Au lieu de distribuer des directives à sa tribu hétéroclite, Kifellorit s'évertuait à expliquer à ses serviteurs spectraux que la neige devait être déblayée vers l'extérieur, et non pas vers l'intérieur, puis il perdait des heures à rattraper leurs erreurs. Le soir, au lieu de boire avec une bonne camarade, il s'épuisait à faire taire les souvenirs qui le rongeaient et les pensées qui l'empoisonnaient. Au lieu de dormir, il combattait ses cauchemars éveillés et les fantômes qui le hantaient. Et chaque matin, en constatant que sa fée n'était pas revenue et que sa boîte aux lettres demeurait vide, il était un peu moins vivant.

Alors, il creusait.

Du moins, en apparence. Kifellorit ne sculptait plus la montagne, il lui arrachait les entrailles. Il ne taillait plus la roche, il la battait, l'éventrait, la lacérait comme si elle était responsable de tous ses maux.
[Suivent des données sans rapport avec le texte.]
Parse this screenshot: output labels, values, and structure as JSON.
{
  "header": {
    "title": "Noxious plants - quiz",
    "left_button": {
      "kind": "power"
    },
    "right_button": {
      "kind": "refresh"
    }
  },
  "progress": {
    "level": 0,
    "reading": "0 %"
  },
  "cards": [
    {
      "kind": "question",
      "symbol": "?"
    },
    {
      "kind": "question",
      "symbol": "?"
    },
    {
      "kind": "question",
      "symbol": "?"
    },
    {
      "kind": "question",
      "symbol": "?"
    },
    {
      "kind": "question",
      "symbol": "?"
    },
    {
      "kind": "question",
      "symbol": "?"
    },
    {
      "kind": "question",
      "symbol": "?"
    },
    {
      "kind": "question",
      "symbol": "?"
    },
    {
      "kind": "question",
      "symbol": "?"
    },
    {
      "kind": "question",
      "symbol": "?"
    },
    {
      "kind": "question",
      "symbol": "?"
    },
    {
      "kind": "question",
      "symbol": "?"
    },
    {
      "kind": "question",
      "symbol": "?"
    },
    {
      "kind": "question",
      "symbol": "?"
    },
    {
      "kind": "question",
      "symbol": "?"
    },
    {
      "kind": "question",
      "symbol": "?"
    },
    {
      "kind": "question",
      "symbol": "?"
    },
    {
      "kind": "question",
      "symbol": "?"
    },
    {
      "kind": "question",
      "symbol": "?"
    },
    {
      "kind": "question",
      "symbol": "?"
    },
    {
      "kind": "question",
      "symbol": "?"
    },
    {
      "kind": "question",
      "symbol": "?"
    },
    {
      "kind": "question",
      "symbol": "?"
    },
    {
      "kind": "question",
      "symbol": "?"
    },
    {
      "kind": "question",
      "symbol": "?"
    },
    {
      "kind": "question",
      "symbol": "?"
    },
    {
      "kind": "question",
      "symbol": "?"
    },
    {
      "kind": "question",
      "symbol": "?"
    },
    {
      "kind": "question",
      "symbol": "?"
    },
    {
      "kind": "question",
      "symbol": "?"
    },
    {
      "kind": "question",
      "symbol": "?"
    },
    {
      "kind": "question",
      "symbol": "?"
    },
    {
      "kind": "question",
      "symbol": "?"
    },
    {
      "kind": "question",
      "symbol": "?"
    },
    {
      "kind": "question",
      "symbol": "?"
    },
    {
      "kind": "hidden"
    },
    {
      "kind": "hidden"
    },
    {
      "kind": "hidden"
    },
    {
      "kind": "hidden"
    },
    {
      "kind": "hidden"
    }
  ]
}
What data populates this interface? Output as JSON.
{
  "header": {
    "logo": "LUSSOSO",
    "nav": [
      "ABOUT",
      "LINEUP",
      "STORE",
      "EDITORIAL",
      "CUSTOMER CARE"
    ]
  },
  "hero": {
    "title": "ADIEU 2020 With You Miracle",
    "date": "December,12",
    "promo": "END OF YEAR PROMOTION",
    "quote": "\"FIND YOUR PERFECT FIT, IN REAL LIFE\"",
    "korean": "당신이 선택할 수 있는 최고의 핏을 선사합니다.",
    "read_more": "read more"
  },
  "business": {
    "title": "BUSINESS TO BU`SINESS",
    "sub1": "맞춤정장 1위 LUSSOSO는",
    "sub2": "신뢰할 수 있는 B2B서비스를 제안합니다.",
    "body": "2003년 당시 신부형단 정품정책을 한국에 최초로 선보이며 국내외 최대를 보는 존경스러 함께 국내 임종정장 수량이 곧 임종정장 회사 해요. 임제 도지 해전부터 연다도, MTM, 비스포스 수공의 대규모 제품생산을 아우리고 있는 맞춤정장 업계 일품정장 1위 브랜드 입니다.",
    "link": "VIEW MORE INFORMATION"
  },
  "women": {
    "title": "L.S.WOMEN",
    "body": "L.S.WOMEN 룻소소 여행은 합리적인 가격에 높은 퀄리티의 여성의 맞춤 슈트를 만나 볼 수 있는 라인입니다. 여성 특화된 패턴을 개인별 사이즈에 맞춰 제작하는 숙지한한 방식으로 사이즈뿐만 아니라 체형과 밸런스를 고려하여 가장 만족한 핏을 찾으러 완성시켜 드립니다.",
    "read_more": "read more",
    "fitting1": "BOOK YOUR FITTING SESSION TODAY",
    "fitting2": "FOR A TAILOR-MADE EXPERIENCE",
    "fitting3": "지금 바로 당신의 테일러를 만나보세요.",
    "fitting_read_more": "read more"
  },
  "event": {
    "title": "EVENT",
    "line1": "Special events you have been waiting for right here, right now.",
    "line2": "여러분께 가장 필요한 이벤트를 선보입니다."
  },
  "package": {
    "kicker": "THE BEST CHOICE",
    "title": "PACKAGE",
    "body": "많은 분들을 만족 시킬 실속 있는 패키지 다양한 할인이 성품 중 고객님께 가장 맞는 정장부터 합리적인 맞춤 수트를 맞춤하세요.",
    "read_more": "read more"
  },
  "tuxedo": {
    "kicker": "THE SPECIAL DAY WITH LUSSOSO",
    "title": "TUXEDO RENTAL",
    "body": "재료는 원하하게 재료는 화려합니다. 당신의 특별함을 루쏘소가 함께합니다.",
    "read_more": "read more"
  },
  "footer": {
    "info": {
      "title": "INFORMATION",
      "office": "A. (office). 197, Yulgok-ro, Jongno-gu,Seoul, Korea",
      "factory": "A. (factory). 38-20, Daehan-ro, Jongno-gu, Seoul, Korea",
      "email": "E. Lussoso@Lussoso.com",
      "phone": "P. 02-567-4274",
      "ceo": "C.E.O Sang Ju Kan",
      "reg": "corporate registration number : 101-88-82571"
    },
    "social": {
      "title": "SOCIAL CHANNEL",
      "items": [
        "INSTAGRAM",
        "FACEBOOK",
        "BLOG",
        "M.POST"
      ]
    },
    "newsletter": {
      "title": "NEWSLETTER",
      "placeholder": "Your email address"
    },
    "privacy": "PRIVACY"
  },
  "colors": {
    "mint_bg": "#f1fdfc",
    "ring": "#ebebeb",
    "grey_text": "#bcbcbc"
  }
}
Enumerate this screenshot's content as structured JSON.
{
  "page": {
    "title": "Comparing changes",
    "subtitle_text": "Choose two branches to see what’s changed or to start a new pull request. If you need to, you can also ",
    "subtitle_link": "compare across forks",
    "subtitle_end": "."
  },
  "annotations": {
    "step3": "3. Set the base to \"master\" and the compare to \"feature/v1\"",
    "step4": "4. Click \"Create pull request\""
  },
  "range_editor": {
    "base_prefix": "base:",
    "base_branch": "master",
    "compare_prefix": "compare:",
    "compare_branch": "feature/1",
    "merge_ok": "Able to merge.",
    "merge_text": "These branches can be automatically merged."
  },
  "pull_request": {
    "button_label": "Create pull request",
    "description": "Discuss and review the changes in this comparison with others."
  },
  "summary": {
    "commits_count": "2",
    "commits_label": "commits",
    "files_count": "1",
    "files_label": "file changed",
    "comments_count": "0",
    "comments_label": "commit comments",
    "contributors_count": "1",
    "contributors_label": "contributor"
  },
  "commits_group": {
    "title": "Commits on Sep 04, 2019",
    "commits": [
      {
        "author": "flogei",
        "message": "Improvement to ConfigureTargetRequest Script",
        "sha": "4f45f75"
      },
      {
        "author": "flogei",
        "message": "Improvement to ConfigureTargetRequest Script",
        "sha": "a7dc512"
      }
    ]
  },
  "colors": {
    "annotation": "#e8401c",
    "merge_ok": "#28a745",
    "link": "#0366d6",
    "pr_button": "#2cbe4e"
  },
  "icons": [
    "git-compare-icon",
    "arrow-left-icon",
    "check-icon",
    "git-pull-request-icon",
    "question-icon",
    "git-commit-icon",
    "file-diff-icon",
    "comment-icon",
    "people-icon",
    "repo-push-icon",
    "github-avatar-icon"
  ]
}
C'était un peu vrai, car si le cristal ne le retenait pas prisonnier entre ces murs, il aurait pu accompagner sa dernière famille là où le destin les conduisait. Au lieu de ça, il était piégé dans son propre piège, égaré dans son propre donjon, condamné à survivre à sa propre mort.

Maudit donjon.

Il n'y en avait toujours que pour lui. Pour supporter les douleurs de son dos, Kifellorit mobilisait un mental surhumain, tandis que pour lancer des sorts destinés à agrandir ou à aménager les souterrains, il avait accès à une énergie quasi infinie. La création de la chambre froide, du four et de la salle aux trésors avait été un jeu d'enfant. L'eau et la lumière ne représentaient plus d'obstacles. La force non plus, car la pierre et le bois ne résistaient plus à ses modelages malgré son dos endolori et sa faiblesse chronique. Rien ne venait jamais contrarier l'avancée des travaux. Le donjon étendait inexorablement ses racines, toujours plus profond, toujours plus loin. Et parallèlement, son maître se retranchait dans la solitude, toujours plus cuisante, toujours plus glaçante.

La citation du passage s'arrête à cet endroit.